Groupe Bordeaux en luttes - Septembre/octobre 2021

Pour nos droits, pour nos conditions de vie... faudra bien s'occuper de nos affaires et construire les mobilisations sociales

C'est la rentrée et pas de suspens, la situation se présente mal. Entre l'épidémie du Covid 19 qui semble loin d'être terminée, les crises économique, sociale et écologique qui s'approfondissent toutes, ça devient très difficile et très inquiétant pour la plupart des gens.

Bon c'est vrai, les riches sont toujours plus riches, les fortunes des capitalistes continuent de croître comme si tout allait bien. Mais de de l'autre côté de la barrière, dans un autre camp social, c'est le contraire, avec la précarité, la pauvreté ou encore l'exclusion, les souffrances sociales qui touchent une partie toujours plus importante de la population.

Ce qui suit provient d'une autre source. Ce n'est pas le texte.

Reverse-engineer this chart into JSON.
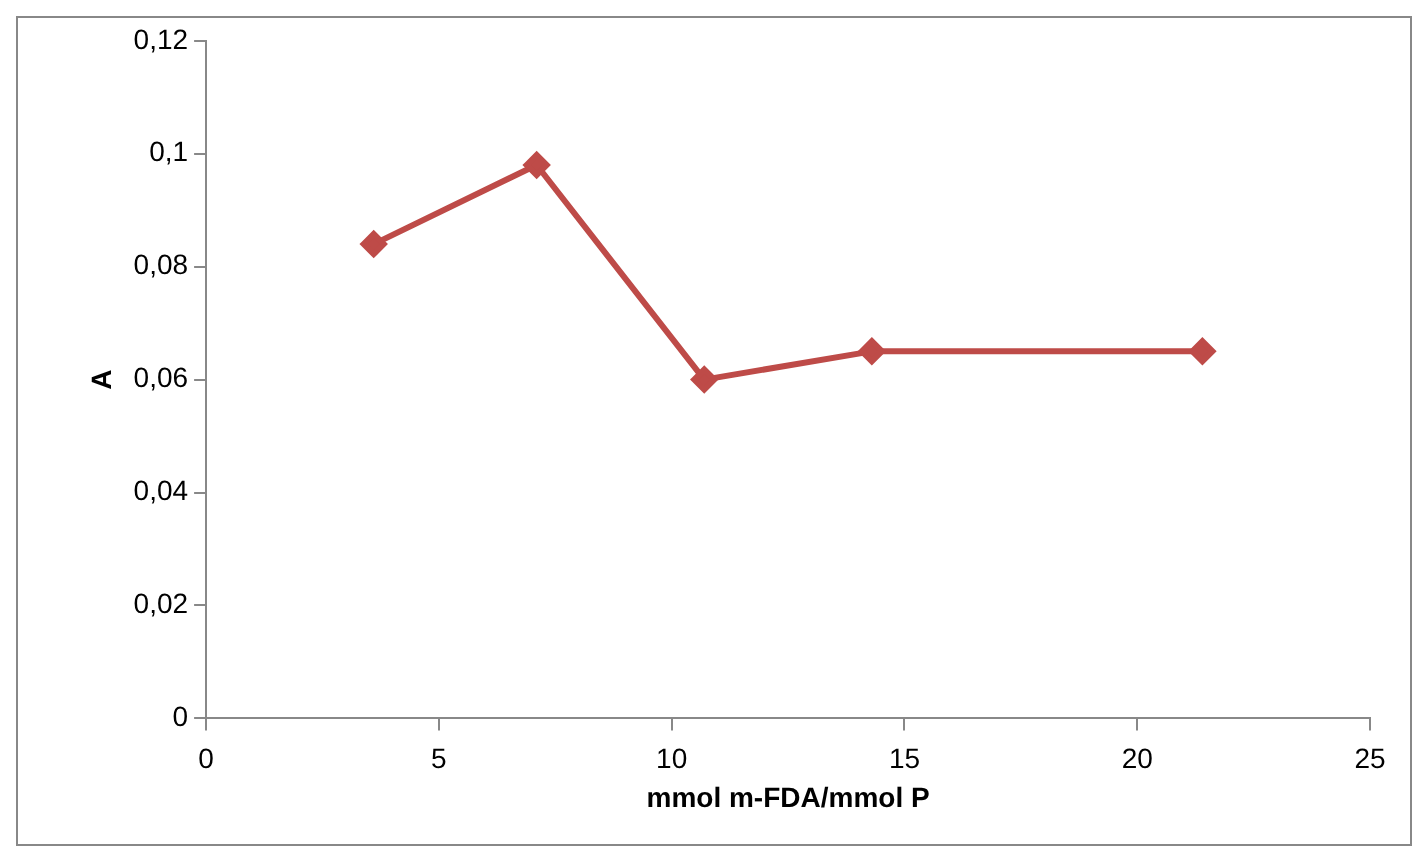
{
  "chart_data": {
    "type": "line",
    "xlabel": "mmol m-FDA/mmol P",
    "ylabel": "A",
    "x": [
      3.6,
      7.1,
      10.7,
      14.3,
      21.4
    ],
    "series": [
      {
        "color": "#be4b48",
        "values": [
          0.084,
          0.098,
          0.06,
          0.065,
          0.065
        ]
      }
    ],
    "xlim": [
      0,
      25
    ],
    "xticks": [
      0,
      5,
      10,
      15,
      20,
      25
    ],
    "ylim": [
      0,
      0.12
    ],
    "yticks": [
      {
        "value": 0,
        "label": "0"
      },
      {
        "value": 0.02,
        "label": "0,02"
      },
      {
        "value": 0.04,
        "label": "0,04"
      },
      {
        "value": 0.06,
        "label": "0,06"
      },
      {
        "value": 0.08,
        "label": "0,08"
      },
      {
        "value": 0.1,
        "label": "0,1"
      },
      {
        "value": 0.12,
        "label": "0,12"
      }
    ],
    "grid": false,
    "legend": false,
    "marker": "diamond",
    "line_style": "solid"
  }
}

Pas de fatalité, il s'agit juste des effets d'un système politique et économique particulièrement injuste, aberrant et même complètement dingue, d'une société où les possédants cumulent richesses et pouvoirs contre les autres, celles et ceux d'en bas, qui trinquent, qui payent les folies du système.

Face à autant de dégâts et d'injustices sociales, de violences et d'indignité, la seule façon de changer les choses, ce sont les mouvements de colère, les révoltes, les luttes des habitantes dans les quartiers, des salarié-es dans les entreprises, des jeunes dans les lycées et les facs...

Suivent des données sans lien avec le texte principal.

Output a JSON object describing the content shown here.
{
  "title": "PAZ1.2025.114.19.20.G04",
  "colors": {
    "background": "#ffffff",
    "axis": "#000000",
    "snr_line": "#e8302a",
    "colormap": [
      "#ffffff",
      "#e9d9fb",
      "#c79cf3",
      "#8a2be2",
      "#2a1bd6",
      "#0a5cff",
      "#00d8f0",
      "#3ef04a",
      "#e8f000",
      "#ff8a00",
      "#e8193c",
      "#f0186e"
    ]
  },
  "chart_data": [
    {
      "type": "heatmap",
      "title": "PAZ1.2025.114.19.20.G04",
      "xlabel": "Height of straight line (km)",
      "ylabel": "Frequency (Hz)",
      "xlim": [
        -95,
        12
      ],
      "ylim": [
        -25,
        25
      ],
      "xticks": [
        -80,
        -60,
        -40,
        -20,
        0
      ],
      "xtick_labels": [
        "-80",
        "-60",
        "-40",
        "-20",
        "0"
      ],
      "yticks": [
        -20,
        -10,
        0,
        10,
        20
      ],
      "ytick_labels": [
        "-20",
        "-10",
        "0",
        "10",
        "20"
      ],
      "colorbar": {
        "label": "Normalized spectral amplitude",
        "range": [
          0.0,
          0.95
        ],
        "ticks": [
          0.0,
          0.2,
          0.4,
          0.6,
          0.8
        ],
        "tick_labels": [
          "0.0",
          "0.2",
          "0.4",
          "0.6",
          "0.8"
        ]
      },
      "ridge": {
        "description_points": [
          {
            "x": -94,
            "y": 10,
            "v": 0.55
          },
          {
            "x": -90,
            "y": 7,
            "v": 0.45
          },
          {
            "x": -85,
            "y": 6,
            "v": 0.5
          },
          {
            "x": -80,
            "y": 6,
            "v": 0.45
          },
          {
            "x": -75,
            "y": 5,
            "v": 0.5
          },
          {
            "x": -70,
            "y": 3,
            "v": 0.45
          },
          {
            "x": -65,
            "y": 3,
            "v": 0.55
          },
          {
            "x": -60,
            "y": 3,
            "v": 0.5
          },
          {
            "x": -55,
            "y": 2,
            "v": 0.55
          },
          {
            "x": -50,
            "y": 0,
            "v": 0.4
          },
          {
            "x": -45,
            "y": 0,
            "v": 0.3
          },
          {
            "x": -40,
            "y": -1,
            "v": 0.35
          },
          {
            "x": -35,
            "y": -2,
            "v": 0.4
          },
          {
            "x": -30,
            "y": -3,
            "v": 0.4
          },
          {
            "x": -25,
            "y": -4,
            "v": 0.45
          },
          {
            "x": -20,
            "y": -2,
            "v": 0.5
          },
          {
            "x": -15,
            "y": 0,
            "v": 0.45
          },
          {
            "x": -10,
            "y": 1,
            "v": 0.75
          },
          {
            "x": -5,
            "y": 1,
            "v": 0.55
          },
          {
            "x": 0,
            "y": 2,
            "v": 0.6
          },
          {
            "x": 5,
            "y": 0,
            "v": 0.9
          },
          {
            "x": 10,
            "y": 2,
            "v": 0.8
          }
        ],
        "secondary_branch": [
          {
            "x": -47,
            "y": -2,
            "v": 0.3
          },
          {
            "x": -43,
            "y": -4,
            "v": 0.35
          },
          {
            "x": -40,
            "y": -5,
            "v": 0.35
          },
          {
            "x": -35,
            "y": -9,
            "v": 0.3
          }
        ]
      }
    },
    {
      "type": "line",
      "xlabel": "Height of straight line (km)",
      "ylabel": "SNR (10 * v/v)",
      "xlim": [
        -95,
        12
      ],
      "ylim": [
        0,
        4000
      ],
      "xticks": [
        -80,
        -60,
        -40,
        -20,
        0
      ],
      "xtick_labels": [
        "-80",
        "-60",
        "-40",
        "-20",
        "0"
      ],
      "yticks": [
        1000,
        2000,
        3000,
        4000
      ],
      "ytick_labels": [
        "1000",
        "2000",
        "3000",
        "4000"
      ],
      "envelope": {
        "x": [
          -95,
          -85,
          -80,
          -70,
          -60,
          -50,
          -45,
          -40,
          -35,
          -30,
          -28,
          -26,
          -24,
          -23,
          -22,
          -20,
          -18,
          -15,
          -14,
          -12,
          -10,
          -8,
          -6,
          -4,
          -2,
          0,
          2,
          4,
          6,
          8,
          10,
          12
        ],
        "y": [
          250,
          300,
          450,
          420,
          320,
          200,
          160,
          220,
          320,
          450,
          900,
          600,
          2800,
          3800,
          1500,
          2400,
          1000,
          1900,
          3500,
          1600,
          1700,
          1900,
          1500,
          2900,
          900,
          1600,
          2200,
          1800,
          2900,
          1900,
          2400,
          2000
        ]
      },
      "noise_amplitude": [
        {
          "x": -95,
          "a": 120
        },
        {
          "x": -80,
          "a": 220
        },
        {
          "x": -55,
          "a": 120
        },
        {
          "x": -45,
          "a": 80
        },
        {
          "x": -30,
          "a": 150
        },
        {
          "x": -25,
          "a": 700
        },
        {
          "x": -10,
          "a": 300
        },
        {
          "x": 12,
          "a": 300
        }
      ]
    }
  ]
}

Une seule solution, exprimons nos colères, prenons nos affaires en mains, faisons de la politique directement, comptons sur nous-mêmes. Pour nos emplois, nos logements, pour notre santé, notre éducation, pour nos cultures, pour l'égalité des droits pour toutes et tous, qui peut s'en charger mieux que nous, qui sommes les premières et premiers concerné-es.

C'est ce que nous voyons à Bordeaux depuis l'arrivée de la "gauche" à la mairie. Après les vagues promesses lancées durant la campagne, c'est le réalisme froid du pouvoir : pas de réquisition de bâtiments vacants pour loger les sans-abris, pire même avec les expulsions de squats qui continuent ; les projets inutiles comme "la rue bordelaise" qui sont maintenus ; l'absence d'une politique d'embauche massive pour répondre aux urgences sociales, dans les écoles, les centres sociaux et d'animation... ; pas de mise en place de services publics du logement, du transport collectif ou encore d'un service de santé publique de proximité,
dans les quartiers populaires notamment, pour faire face à la crise sanitaire, en soignant, en soulageant les populations les plus fragiles...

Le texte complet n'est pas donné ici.